Даже незаметно, когда он шутит, когда говорит всерьез, Трофим Денисович. Но как ребята любят этого курносого очкастого человека в те минуты, когда он вслух мечтает вместе с ними!

— Ну, да что ж это мы разговорились о серьезных делах, когда такая погода!.. Что приуныл, Александр?

— Ой, что вы, Трофим Денисович! — встрепенулся Матросов. — Я просто слушаю и думаю. А вообще мне очень хорошо! — Он посмотрел вокруг, любуясь точно впервые замеченной красотой окружающего мира. — Ох, так хорошо здесь, Трофим Денисович, что даже петь хочется!

— Что ж, запевайте, а я подтяну.

— Какую? — спросил Чайка, растягивая мехи баяна.

— Хочется такую, — разводит руками Матросов, — такую широченную, как… как небо…

— «Степь»? — догадался Виктор Чайка.

— Ага, «Степь», — довольно кивнул Матросов. — Он закинул голову и запел:

Все дружно подхватили песню.

Где-то далеко над рекой, над лесами и лугами поплыло, переливаясь, многоголосое эхо.

Все задорнее и теплее звенел голос Матросова:

И в разгар песни показалась Лидия Власьевна. С мучительно искаженным лицом, спотыкаясь, она торопливо шла к ребятам:

— Дети, война!.. Дети, война!.. — задыхаясь, кричала она.

Песня оборвалась, хотя Лидию Власьевну не сразу поняли. Может, она шутит?

— Молотов… по радио говорит… — остановись, уже шепотом сказала она.

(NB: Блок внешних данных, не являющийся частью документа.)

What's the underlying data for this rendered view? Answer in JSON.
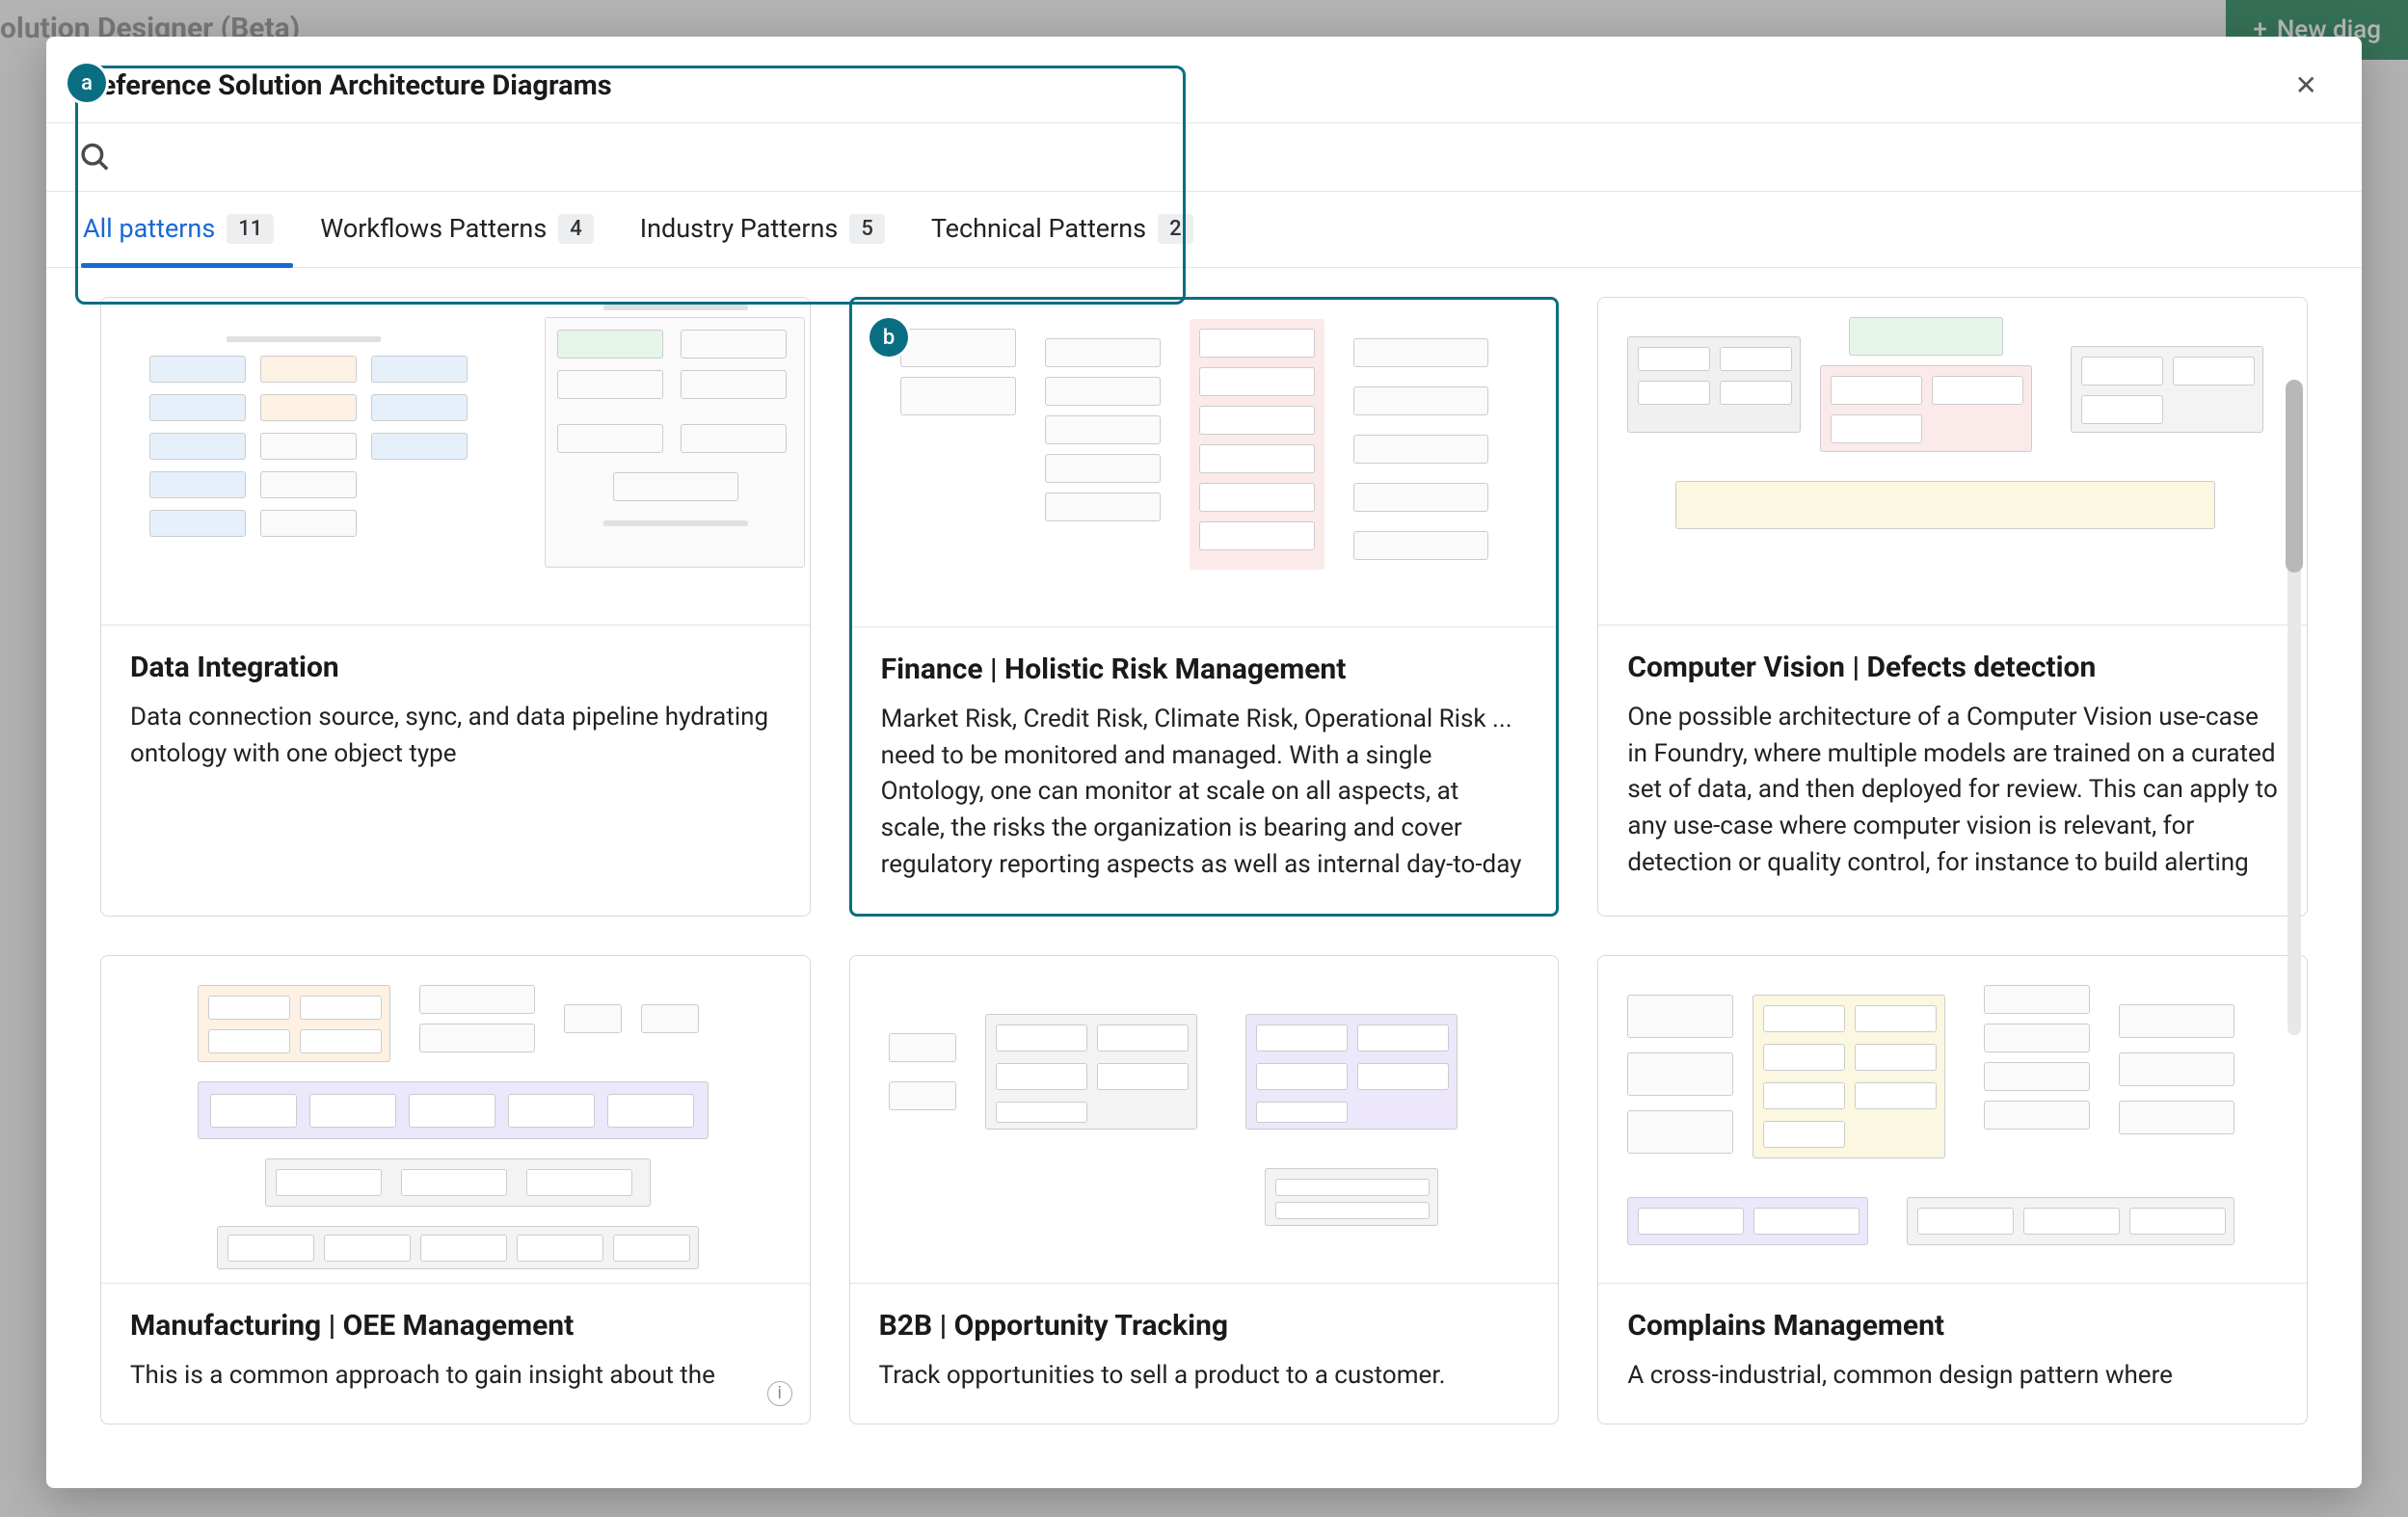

Горе отражалось на ее измученном, почерневшем лице: единственный сын ее Владимир был в армии и, может быть, уже вступил в смертельный бой с врагом.

На минуту все оцепенели: слишком неожиданной была страшная весть в этот солнечный благоухающий день. Ребята бросились к клубу. Тимошка на бегу снял с головы венок из цветов и отбросил в сторону. Александр бежал впереди. Теперь ни к чему эти тающие белые облака, ни к чему и тучелов. Неведомое, но грозно надвигающееся событие заполнило сознание.

Тяжело дыша, Александр прижался к бревенчатой стене клуба. Сюда, к громкоговорителю, сбежалась вся колония. Лица воспитанников суровы.

До этого часа жизнь в колонии шла весело, бурно, осмысленно. Радостный труд, волнующие надежды враг оборвал грубо и нещадно… Страшная опасность угрожала всему самому дорогому и близкому, угрожала жизни народа.

Солнце палило нещадно, и Матросов, прищурив глаза, стоял недвижно и думал: как же помочь Родине?

На митинге в клубе, после выступления учителей и воспитателей, попросил слова и Матросов.

— Товарищи, — сказал он, — война касается всех нас. Вот нас учат, бесплатно дают нам и пищу, и одежду, и жилье. Кто это делает? Она, мать наша — Родина. И мы в обиду ее не дадим никому и никогда. У всех советских людей одна забота, одно дело кровное — побить фашистов. Верно я говорю?